Exchange-Correlation Energy from Pairing Matrix Fluctuation and the Particle-Particle Random Phase Approximation

TL;DR

This paper introduces a new approach to calculating exchange-correlation energy using pairing matrix fluctuation, highlighting the advantages of the particle-particle RPA in addressing various electronic structure challenges.

Contribution

It formulates an adiabatic connection based on pairing interactions and demonstrates the benefits of the particle-particle RPA in density functional theory.

Findings

No delocalization error with fractional charges

Accurately describes van der Waals interactions

Eliminates static correlation error in single-bond systems

Abstract

We formulate an adiabatic connection for the exchange-correlation energy in terms of pairing matrix fluctuation.

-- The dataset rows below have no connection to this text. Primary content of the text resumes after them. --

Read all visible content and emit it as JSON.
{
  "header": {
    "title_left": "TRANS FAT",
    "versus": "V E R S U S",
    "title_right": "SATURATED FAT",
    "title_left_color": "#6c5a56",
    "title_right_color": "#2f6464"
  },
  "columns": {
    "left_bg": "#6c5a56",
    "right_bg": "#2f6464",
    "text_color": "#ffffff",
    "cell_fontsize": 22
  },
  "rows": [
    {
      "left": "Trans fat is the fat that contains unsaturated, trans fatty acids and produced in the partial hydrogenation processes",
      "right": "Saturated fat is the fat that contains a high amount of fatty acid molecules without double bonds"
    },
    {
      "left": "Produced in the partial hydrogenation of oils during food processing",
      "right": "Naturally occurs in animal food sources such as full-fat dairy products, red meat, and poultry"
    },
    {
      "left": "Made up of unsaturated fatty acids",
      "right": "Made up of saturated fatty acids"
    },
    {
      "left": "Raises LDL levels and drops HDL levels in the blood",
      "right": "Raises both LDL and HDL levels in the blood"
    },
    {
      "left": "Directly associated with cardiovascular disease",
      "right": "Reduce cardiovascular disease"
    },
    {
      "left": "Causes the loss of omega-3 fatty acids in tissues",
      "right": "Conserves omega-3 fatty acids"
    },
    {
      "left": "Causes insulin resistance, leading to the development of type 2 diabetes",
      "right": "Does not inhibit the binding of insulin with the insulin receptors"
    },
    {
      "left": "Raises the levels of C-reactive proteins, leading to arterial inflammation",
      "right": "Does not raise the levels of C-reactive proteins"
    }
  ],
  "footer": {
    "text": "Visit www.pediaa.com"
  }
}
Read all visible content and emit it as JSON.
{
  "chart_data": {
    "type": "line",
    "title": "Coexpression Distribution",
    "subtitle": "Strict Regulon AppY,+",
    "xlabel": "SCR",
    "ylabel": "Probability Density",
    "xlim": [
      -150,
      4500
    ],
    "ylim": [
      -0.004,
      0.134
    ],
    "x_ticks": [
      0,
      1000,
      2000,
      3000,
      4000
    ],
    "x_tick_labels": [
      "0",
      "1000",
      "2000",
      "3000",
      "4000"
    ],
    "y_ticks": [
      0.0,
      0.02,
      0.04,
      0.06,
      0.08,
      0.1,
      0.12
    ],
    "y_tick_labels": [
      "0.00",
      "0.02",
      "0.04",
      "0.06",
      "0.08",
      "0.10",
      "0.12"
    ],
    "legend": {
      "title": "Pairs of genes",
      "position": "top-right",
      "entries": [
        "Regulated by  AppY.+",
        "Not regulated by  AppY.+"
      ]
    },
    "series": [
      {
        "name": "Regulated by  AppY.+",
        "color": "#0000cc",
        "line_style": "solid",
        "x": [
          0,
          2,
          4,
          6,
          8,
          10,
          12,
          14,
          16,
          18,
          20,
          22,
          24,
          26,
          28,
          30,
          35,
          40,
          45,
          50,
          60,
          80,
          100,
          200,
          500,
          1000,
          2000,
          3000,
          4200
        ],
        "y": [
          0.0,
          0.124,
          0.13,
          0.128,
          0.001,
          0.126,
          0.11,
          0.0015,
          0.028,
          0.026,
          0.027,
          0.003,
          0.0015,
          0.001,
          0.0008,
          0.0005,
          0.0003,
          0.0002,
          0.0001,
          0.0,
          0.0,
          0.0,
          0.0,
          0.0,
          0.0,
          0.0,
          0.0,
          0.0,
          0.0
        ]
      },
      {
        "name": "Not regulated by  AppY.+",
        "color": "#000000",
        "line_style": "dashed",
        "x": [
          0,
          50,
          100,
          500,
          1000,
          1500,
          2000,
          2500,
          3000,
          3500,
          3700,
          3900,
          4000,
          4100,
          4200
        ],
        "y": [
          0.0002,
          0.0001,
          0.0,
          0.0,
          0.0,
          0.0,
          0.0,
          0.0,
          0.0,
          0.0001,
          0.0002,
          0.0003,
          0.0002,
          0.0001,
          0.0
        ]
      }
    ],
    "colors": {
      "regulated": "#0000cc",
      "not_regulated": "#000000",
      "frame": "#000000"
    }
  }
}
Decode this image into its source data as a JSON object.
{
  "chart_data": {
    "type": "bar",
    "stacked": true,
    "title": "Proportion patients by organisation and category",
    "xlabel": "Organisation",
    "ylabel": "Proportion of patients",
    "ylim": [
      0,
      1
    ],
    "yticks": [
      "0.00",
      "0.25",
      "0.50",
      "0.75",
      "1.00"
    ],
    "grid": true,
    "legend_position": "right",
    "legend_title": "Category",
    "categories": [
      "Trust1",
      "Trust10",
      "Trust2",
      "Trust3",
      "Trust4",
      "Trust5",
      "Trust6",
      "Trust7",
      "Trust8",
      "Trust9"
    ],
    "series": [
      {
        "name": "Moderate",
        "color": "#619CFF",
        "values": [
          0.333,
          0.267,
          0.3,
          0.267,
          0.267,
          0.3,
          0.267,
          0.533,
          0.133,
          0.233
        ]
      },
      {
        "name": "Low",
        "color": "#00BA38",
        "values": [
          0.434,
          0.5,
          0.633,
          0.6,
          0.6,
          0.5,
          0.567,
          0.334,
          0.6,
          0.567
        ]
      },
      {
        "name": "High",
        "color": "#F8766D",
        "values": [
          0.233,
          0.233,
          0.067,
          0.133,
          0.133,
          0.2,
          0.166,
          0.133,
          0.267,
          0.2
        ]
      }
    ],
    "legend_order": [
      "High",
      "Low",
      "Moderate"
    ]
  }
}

This connection opens new channels for density functional approximations based on pairing interactions. Even the simplest approximation to the pairing matrix fluctuation, the particle-particle Random Phase Approximation (pp-RPA), has some highly desirable properties. It has no delocalization error with a nearly linear energy behavior for systems with fractional charges, describes van der Waals interactions similarly and thermodynamic properties significantly better than particle-hole RPA, and eliminates static correlation error for single-bond systems. Most significantly, the pp-RPA is the first known functional that has an explicit and closed-form dependence on the occupied and unoccupied orbitals and captures the energy derivative discontinuity in strongly correlated systems. These findings illlustrate the potential of including pairing interactions within a density functional framework.